SNB’s May Foreign Currency Reserves Advance to Highest in Year

The Swiss National Bank’s foreign currency reserves rose to their highest level in a year last month as the franc depreciated against the dollar and the yen.

The SNB’s foreign currency reserves rose to 444.4 billion francs ($498 billion), a level last seen in May 2013, data published on the Zurich-based central bank’s website today showed. The holdings, calculated according to International Monetary Fund standards at the beginning of each month, stood at 438.9 billion francs in April.

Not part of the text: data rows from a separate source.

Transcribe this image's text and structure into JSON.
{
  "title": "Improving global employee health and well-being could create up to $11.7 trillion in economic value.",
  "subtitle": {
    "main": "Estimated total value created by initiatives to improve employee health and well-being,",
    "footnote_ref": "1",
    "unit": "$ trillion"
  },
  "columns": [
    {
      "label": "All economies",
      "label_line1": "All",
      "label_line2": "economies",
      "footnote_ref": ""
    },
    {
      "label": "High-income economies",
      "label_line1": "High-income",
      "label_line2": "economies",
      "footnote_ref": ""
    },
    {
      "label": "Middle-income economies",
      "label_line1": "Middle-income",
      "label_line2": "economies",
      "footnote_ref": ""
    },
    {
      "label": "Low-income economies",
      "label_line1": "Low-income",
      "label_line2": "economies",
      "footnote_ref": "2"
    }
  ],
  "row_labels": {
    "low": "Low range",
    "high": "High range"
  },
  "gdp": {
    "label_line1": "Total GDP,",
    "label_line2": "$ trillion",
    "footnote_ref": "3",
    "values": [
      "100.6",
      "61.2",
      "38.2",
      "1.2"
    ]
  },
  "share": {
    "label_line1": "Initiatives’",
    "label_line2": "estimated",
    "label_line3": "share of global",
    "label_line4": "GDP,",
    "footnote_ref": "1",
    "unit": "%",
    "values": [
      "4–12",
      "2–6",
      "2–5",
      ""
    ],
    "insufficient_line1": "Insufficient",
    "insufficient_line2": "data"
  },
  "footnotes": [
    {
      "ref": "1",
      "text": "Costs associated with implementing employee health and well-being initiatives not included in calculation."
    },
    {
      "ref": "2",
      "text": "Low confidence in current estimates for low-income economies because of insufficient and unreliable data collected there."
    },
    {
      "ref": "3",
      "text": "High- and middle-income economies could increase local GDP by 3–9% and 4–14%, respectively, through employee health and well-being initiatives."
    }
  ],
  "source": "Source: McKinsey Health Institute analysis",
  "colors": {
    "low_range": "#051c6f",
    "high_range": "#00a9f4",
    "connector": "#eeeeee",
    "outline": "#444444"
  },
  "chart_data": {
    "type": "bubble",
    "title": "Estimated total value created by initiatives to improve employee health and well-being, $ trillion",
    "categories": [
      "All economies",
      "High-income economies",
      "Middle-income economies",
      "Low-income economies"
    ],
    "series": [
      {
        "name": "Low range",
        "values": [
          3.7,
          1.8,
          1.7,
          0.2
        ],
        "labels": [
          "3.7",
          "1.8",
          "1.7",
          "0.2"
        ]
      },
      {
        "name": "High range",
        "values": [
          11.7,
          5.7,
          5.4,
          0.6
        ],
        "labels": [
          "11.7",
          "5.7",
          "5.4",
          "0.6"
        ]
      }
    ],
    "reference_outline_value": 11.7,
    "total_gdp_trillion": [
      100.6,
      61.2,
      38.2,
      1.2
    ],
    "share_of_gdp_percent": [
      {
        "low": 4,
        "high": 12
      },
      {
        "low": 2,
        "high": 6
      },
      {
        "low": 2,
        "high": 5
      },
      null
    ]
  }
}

The SNB amassed many of its foreign-exchange reserves through currency-market interventions to defend the ceiling of 1.20 francs per euro set nearly three years ago. An easing of the euro area’s debt crisis has diminished investors’ interest in assets perceived as safe. SNB policy makers have said they have not intervened since September 2012.

The European Central Bank’s unprecedented interest rate cut yesterday didn’t prompt a rise in the franc against the euro, meaning the SNB isn’t under immediate pressure to defend its minimum exchange rate.

“We don’t see interventions,” said Alessandro Bee, strategist at Bank J Safra Sarasin AG in Zurich. “So long as the euro stays reasonably stable versus the franc, the SNB won’t need to do anything.”

The franc fell 1.7 percent against the dollar last month and 2.1 percent versus the yen, while it held steady against the euro.

As of the end of the first quarter, the SNB held 47 percent of its reserves in euros, 27 percent in dollars and 8 percent in yen. The majority of the holdings were invested in highly rated government bonds, with 15 percent in equities.